Ohi H, Yasugi T
Department of Internal Medicine II, Nihon University School of Medicine, Tokyo, Japan.
Clin Exp Immunol. 1994 Feb;95(2):316-21. doi: 10.1111/j.1365-2249.1994.tb06530.x.
One hundred patients diagnosed with hypocomplementaemic MPGN (C3 < 40%) were studied to determine the presence of C3 nephritic factor (C3NeF) and/or C4 nephritic factor (C4NeF). Of those studied, 12 were C3NeF-positive, nine were C4NeF-positive and 10 were positive for both C3NeF and C4NeF. In the 10 patients both C3NeF- and C4NeF-positive, a marked decrease in C3 and C5 levels and a decrease in levels of late components from C6 to C9 were observed. This observation was in contrast to that seen in patients who were either C3NeF- or C4NeF-positive. Patients positive for both C3NeF and C4NeF continued to exhibit hypocomplementaemia after therapy. Immunofluorescent findings revealed heavy C3 immunoglobulin deposits in the 10 patients who were both C3NeF- and C4NeF-positive, whereas no such deposits were found in those patients who were either C3NeF- or C4NeF-positive only. When those patients who were both C3NeF- and C4NeF-positive were compared with those who were either C3NeF- or C4NeF-positive, nephritic syndrome and a poor prognosis were observed more frequently. This study demonstrates a correlation between clinical outcome and hypocomplementaemic MPGN. Further investigations of MPGN as an autoimmune disease are necessary.

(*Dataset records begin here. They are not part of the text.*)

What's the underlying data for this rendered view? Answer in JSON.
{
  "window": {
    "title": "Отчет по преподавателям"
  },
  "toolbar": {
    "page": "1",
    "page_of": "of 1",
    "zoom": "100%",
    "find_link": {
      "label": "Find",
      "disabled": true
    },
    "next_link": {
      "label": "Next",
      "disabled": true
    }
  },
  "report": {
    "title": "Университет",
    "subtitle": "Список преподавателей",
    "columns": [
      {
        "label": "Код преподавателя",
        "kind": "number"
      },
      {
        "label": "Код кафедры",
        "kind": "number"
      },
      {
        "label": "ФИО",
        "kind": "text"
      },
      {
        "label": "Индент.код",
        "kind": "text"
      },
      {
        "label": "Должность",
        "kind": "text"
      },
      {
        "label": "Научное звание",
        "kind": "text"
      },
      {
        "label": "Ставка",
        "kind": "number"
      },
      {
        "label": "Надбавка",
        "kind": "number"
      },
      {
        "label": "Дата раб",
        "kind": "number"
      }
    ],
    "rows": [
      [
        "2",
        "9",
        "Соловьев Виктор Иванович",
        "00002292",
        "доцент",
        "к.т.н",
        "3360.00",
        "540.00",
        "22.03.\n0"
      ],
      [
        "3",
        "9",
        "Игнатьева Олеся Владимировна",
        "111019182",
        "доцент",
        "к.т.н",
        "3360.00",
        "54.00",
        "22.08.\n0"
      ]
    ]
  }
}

对100例诊断为低补体血症性膜增生性肾小球肾炎(C3<40%)的患者进行研究,以确定是否存在C3肾炎因子(C3NeF)和/或C4肾炎因子(C4NeF)。在这些研究对象中,12例C3NeF阳性,9例C4NeF阳性,10例C3NeF和C4NeF均为阳性。在这10例C3NeF和C4NeF均为阳性的患者中,观察到C3和C5水平显著降低,以及C6至C9晚期补体成分水平下降。这一观察结果与C3NeF或C4NeF阳性患者的情况形成对比。C3NeF和C4NeF均为阳性的患者在治疗后仍表现为低补体血症。免疫荧光检查结果显示,在10例C3NeF和C4NeF均为阳性的患者中存在大量C3免疫球蛋白沉积,而在仅C3NeF或C4NeF阳性的患者中未发现此类沉积。当将C3NeF和C4NeF均为阳性的患者与仅C3NeF或C4NeF阳性的患者进行比较时,发现肾病综合征和预后不良更为常见。本研究表明临床结局与低补体血症性膜增生性肾小球肾炎之间存在相关性。有必要对膜增生性肾小球肾炎作为一种自身免疫性疾病进行进一步研究。